By adding the new companies—Lotte Chemical, Mitsui Chemicals, Shin-Etsu Chemical, and Tosoh—C&EN remedies a shortcoming in its survey and more fully recognizes the global nature of the chemical enterprise. The list of 20 firms also includes 10 US stalwarts and 6 European standard-bearers.
Another change to the survey is that two firms—Air Products and Chemicals and Praxair—are no longer included. Both focus heavily on the industrial gas sector.
Air Products in particular has narrowed its focus to industrial gases with the sale of its performance materials division and the spin-off of its electronic materials division. Praxair recently combined with Linde to form an even larger industrial gas-centric player.
The R&D table, like last year’s, presents Dow and DuPont as one company to recognize the 2017 marriage of the two firms. Next year’s table will recognize their 2019 divorce and the emergence of a third firm, Corteva Agriscience, which comprises their combined agricultural assets.
Notable too is that this year’s future-oriented spending story focuses only on R&D. We discontinued a capital-spending survey after deciding that most C&EN readers are more interested in money targeted at research that advances the chemical enterprise.
Sometimes the money for those advances comes from surprising places.
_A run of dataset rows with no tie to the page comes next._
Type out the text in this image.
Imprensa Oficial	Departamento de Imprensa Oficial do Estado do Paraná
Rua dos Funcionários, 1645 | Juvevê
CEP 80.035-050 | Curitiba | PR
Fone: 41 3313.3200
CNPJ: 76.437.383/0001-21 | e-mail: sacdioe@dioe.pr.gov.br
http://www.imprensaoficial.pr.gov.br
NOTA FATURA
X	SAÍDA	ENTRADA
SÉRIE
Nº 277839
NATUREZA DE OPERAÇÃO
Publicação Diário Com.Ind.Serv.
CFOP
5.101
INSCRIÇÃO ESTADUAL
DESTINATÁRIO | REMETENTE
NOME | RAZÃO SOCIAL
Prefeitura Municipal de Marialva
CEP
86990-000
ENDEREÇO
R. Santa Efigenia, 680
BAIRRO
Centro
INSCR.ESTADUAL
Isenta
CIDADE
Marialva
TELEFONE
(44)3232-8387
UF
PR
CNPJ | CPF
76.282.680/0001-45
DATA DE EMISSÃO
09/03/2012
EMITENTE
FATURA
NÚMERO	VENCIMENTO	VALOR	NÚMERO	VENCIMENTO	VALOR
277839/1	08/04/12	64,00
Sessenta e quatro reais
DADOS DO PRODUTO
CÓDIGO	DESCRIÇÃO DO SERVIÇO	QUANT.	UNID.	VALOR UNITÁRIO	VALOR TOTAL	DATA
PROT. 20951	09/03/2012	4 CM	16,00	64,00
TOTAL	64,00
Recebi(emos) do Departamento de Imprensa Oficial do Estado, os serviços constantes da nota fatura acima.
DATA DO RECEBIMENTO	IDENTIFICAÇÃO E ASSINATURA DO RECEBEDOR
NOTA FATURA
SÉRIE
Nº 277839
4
Historically, FMC was a diverse chemical conglomerate with R&D spending in the mid–$100 million range. Its R&D budget jumped 116% in 2018 to $292 million, marking its transformation into a pure agricultural player after the 2017 acquisition of DuPont’s agrochemical operations.
As companies change and industries evolve in the future, C&EN will be there to capture the impact on R&D spending.